Punk rock and prog rock - and any subgenre for that matter - are essentially the same.

Both early ELP and Pistols on Never Mind The Bollocks were young, furious, biting and clutching, wanted to change something and move forward.

I don't care if music is simple or complex - I appreciate honesty.

I don't care for "prog for the sake of being prog" and modern, diluted pop-punk.

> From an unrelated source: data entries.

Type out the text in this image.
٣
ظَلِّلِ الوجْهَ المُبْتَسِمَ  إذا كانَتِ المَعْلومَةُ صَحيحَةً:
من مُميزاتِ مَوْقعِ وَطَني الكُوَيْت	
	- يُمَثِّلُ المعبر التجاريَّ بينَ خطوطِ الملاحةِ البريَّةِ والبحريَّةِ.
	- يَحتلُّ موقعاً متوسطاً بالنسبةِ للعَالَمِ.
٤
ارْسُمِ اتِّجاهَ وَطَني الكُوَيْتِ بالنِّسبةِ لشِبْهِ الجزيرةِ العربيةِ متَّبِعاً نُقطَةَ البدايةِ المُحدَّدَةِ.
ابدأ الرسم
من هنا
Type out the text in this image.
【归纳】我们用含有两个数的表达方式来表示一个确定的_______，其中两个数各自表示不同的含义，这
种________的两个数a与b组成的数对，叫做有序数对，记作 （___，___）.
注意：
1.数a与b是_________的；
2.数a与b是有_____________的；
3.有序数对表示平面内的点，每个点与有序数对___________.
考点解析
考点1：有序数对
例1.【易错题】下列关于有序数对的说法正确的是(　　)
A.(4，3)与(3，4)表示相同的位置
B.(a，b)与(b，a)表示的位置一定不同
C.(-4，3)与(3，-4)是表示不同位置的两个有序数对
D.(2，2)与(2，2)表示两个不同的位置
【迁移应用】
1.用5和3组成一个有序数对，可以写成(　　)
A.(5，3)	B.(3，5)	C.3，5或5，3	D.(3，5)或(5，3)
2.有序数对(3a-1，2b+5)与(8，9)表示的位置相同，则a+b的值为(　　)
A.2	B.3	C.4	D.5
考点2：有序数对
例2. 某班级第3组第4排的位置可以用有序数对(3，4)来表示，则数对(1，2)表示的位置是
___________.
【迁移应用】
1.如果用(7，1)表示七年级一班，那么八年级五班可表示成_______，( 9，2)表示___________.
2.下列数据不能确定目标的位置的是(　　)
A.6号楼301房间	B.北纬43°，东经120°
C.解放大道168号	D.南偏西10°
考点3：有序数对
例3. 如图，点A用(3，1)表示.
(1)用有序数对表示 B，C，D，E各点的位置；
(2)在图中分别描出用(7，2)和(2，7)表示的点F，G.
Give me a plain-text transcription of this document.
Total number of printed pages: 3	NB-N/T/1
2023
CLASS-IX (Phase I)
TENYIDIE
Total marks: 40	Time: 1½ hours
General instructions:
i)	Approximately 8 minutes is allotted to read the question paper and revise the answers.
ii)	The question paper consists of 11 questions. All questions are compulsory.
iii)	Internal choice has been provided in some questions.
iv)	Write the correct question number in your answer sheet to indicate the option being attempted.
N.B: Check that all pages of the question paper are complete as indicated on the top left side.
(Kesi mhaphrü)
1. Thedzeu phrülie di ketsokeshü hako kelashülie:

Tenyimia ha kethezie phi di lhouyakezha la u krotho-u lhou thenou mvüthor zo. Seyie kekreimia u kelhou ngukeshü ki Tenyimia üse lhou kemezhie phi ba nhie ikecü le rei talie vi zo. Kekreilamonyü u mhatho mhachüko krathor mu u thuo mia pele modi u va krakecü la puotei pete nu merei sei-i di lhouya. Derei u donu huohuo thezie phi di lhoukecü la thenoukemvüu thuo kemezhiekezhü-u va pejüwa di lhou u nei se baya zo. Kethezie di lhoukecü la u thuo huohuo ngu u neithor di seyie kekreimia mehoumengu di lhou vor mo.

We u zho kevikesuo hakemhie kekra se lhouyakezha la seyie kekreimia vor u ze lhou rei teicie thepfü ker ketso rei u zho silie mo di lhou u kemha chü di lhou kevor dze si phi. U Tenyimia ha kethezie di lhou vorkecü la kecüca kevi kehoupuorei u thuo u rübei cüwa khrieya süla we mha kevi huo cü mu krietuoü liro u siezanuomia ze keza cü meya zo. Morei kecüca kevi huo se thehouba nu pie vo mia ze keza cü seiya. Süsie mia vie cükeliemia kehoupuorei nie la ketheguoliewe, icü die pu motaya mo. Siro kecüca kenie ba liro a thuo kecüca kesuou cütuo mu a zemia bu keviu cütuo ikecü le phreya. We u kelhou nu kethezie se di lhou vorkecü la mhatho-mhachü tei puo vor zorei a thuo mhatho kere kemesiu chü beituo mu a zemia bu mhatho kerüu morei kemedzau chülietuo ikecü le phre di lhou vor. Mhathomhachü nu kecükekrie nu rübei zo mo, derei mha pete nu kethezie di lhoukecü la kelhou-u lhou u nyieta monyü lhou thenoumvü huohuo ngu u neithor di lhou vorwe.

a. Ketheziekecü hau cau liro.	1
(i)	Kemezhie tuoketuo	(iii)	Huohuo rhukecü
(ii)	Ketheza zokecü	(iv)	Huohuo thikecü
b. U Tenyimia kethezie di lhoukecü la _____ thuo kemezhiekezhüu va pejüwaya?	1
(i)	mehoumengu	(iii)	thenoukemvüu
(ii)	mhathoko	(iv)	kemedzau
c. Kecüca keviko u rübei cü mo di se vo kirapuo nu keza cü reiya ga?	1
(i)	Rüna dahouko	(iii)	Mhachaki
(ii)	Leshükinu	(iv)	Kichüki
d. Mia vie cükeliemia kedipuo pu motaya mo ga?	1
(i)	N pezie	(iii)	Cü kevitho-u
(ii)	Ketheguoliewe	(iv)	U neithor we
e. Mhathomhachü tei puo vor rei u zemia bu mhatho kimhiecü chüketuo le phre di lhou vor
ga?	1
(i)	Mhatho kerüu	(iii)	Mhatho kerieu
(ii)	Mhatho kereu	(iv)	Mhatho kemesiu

There was a time when jazz was excellent, furious and daring. These days, God save me from the another boring combo of Berklee Scholars.


Great post, you've pretty much nailed it. So many books on the subject rely on a Marxist analysis blah blah blah, etc, and really... that can all be tossed, it just comes down to honesty in the music and doing it for the right reasons.
Originally posted by timburlane timburlane wrote:

And many punk artists were secret prog fans; Rotten/Lydon was a fan of Can and Van Der Graaf and later Kate Bush but they didn't talk about it because of the year zero thing.

 
I enjoyed your post as well and agree with just about everything you say. To be clear, though, Johnny Rotten did talk about his love of Can and VdGG as early as '77 on a legendary Capitol Radio broadcast interview. The fact that Rotten loved VdGG, Can, & Beefheart and played their music during the broadcast was as shocking as anything (and mortifying to Malcolm McClaren, who didn't want Rotten to 'expose' himself as a lover of this sort of music). Of all the classic-era major prog bands, VdGG is probably the one that has the most 'punk cred', with members of The Fall, The Dead Kennedys, The Germs, The Sex Pistols, and others, coming out of the closet as major PH/VdGG admirers (but, as you say, many didn't do so at the time, it was only years later that they acknowledged it).